There was the part where I got to go to the first service at my old church’s new building (back home in Berea.)

There was the part where they invited me to play music and the band literally got back together for the first time in two years.

There was the part where my friends generously picked me up a Chelsea kit with my freaking name on the back while they were in London.

There was the part where I got to drive up to Port Huron, visit my dear friend Travis, and sail a little bit on Lake Huron.
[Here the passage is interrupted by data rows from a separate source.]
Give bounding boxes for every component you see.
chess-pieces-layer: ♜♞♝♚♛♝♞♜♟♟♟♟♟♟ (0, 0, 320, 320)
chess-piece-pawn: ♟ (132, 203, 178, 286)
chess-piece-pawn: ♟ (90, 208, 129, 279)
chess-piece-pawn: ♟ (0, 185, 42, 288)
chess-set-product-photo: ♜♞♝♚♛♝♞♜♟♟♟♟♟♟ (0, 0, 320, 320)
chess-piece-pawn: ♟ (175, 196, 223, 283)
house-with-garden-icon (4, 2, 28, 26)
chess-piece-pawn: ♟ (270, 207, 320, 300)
I still feel small when I think about that.

There was the time my friends Britt and Hayley got married out in beautiful Lancaster, Kentucky and it was the most joyful wedding I’ve ever seen in my life (and there was the time they came to Kentucky a few months later after moving to Texas and we got to visit again.)
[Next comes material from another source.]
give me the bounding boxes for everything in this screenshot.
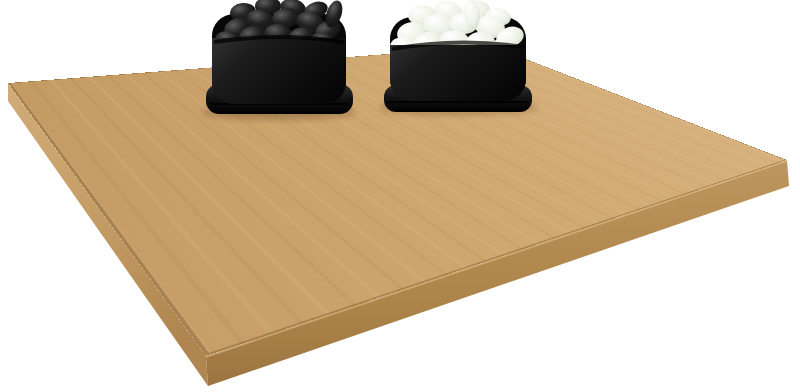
white-stone-bowl[interactable] bbox=[378, 0, 540, 119]
black-stone-bowl[interactable] bbox=[198, 0, 360, 124]
go-board-scene bbox=[0, 0, 800, 392]
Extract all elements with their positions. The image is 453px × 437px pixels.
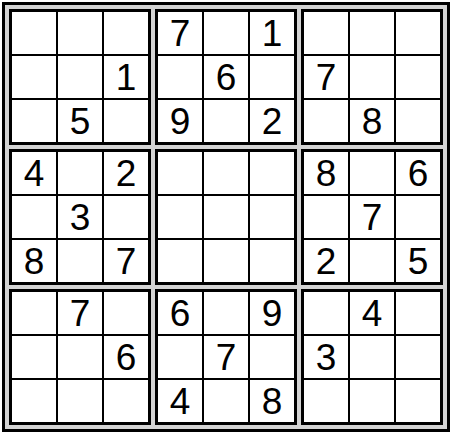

There was the time I started writing a book (if you want to know how that’s going, it’s got the words “chapter 1” written at the top of a page – that’s it for now.)
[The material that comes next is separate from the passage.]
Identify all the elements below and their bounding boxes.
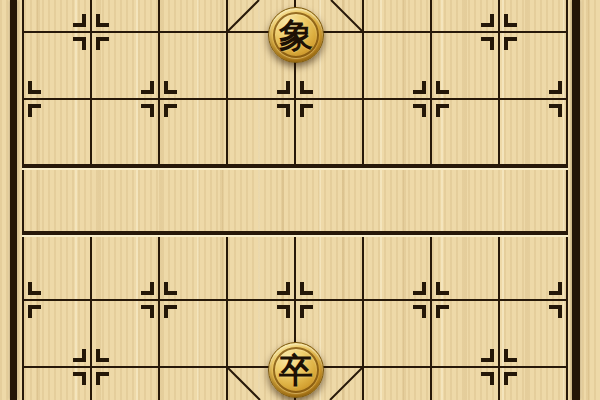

There was the time when I read all 18 books I was planning to this year.

There was the time I spontaneously whipped and nae-naed with one of my friends in the lobby of the shop.

Oh, and there was Leap Day.

There were the countless tacos and burritos I made myself at home, and

THERE WAS CHIPTOPIA (33 burritos at chipotle in 90 days, to earn free catering for 20)

There were a few musical and pizza nights with Jessie Grace, my adopted little sister.

There was the 5k I ran with my pal and co-worker Evan.

There was the time we got to see my dear friend Lee (D) off with a big celebration of his year in Lexington.

There was the time that Lee (D,) Sean, Kara, Jeff, Alice, Allison and I played Bananagrams in Sean’s dining room.

There was the time I met Senator Rand Paul.

There was the time I met Congressman Andy Barr.

There was the time that Joey, Selena, and I ate ice cream outside on the tables at Kroger because the line at Graeter’s was entirely too long.

There was the hike that TJ (adopted little brother) and I took back in September and connected for the first time in a while, and my heart felt renewed.

There was the time that Lee (B) and I started thinking on Tuesday about getting waffles on friday night and pairing it with a beer at West Sixth and we did exactly that and it was everything we’d anticipated and more.

There was the time I’ve learned almost the entire first half of Hamilton.

There was the time I got to vote and say who I wanted the next POTUS to be.

There was the time Madelyn, Stephanie, Zach, and I saw THE FREAKING 1975 and it was everything I’ve wanted in my life.

There was the time I paid off my credit card.

There was the day when I realized that nothing in my life at the moment could be much better – that my job is swell, my friends are amazing, my family is supportive, my church is fantastic, and my life is so, so (please forgive the cliche) blessed.


I think if I’ve taken anything away from this year, it’s this: love big. Love more than you think you can. Make memories but make sure you’re doing it with people, because we have nothing if we don’t have each other. Compliment too heavily, use too many superlatives, get too excited about what’s happening in someone else’s life. Document the highlights of your year on instagram if that’ll help you remember, or make a note in your phone and write down every bit of good news you hear. Compliment someone’s jacket. Tell them they’re the best cook/waiter/barista/architect/banker/realtor/lawyer/manager/cashier you know. Be genuine AND be way too positive for comfort. Make everyone who runs into you feel like a million bucks. Don’t waste an interaction with someone.

On our birthdays, we live in a little bubble of happiness and joy and belovedness, and it feels sometimes like it’s only gonna last for a little while, but by God (and I mean by God) we can make other people live in that bubble if we:

  1. choose to live every day with an outward perspective – instead of focusing on our own struggles, we can choose to ask people questions about what’s happening in their life and how we can alleviate that struggle
  2. choose to realize every day that we have everything we need to live a godly life – that the affirmation and significance that we so desperately crave are already given to us by Jesus.


I’m wondering if this next one might just be the best year of my life.